Нам кажется, что такие произведения русской классической литературы, как «Полтава» и «Медный всадник», создают для всякого непредубежденного читателя наилучшую возможность разобраться в том, чем отличается миф от символа и как они могут сливаться в одно нераздельное целое. С другой стороны, сказочные образы у раннего Гоголя, и особенно «Вий», являются уже самой настоящей мифологией потому, что писатель либо верит, либо изображает себя верящим в существование соответствующих образов. Если бы Лермонтов говорил просто о злом духе, то это было бы отвлеченным понятием или типом, или, например, метафорой. Если бы он своего Демона понимал только художественно, то он и остался бы для него простой поэтической метафорой. Но Лермонтов в своей поэме «Демон» занял позицию человека, буквально верящего в буквальное существование всех отвлеченных призраков, которыми отличается понятие злого духа; и вот эта буквальность и сделала лермонтовского Демона именно мифом, а не просто метафорой, и притом мифом, конечно, не в наивном фольклорном смысле, но мифом художественно обработанным в условиях интенсивного использования приемов символизма.
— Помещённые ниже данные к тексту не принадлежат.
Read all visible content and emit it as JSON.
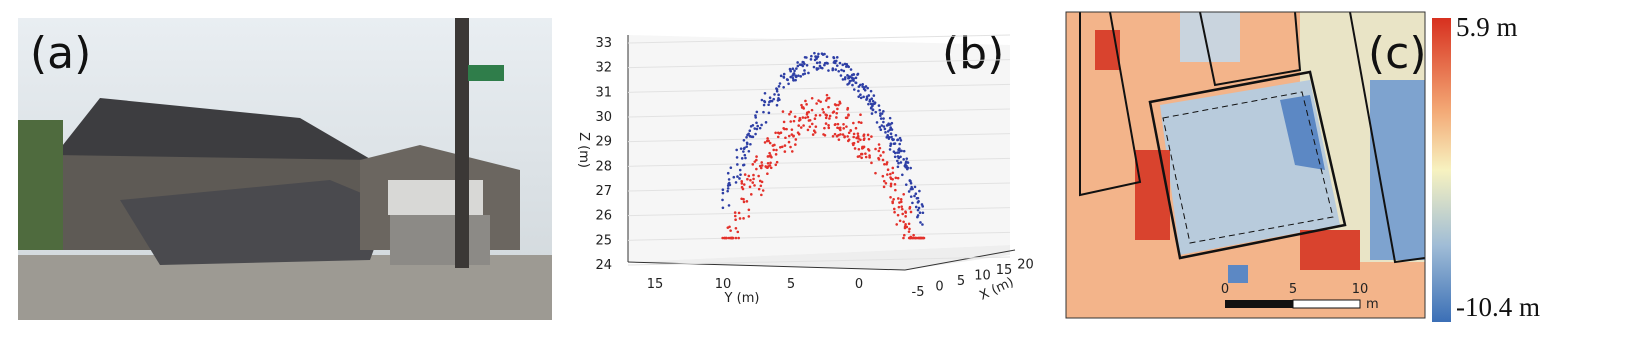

Никто не скажет, что Алеко и Земфира в «Цыганах» Пушкина являются мифами, поскольку они суть такое обобщение, которое отнюдь не мыслится буквально существующим в самой жизни. Они у Пушкина только художественные образы, может быть, лишь с использованием методов символизма, реализма или типологии. Но если бы Пушкин хотел нас уверить, что Алеко и Земфира на самом деле существуют в том виде, как он их изобразил, то есть существуют буквально со всем их художественным обобщением, то это были бы не художественные образы и не символы, но самые настоящие мифы.
Нечего и говорить о том, что подлинная, буквальная мифология, основанная на буквальной вере в ее образы, есть достояние преимущественно мирового фольклора или отдаленных эпох человеческой истории. В Новое время, когда уже переставали верить в буквальное существование мифических образов, миф широко использовался и в целях реализма, и в целях романтизма, и в целях символизма, типологии и метафоризма, теряя свою буквальность и принимая переносный характер, даже становясь аллегорией. Замечательным примером такой аллегорической мифологии является «Буревестник» Горького. Вся мифология поставлена здесь на службу аллегории, а именно аллегории наступающей революции. Символические элементы, впрочем, здесь тоже весьма сильны ввиду огромного агитационного значения этого произведения. Мефистофель у Гёте тоже ни в каком случае не является чистым мифом, хотя злой дух и реализован здесь совершенно буквально в виде определенного человеческого образа. Он, как и Фауст, и аллегоричен и символичен, а иной раз даже и натуралистичен. Прометей Эсхила – аллегорическая мифология. Ведьмы в «Макбете» Шекспира тоже являются аллегорически-символической мифологией. А то, что мифологический элемент легко может быть здесь отдален от аллегорической мифологии, показывают такие мировые типы, как Дон Кихот, Дон Жуан, Отелло, Робинзон Крузо, Ромео и Джульетта. Тень отца Гамлета – уже аллегорическая мифология. Байрон в своих поэмах опять пускался якобы в чистейшую мифологию, хотя на самом деле для нас это опять-таки – только аллегорическая мифология.
Всякий миф является символом уже потому, что он мыслит себе общую идею в виде живого существа, а живое существо всегда бесконечно по своим возможностям. Но отнюдь не всякий символ есть миф. Художественные образы в значительной мере символичны, но мифами они являются сравнительно редко.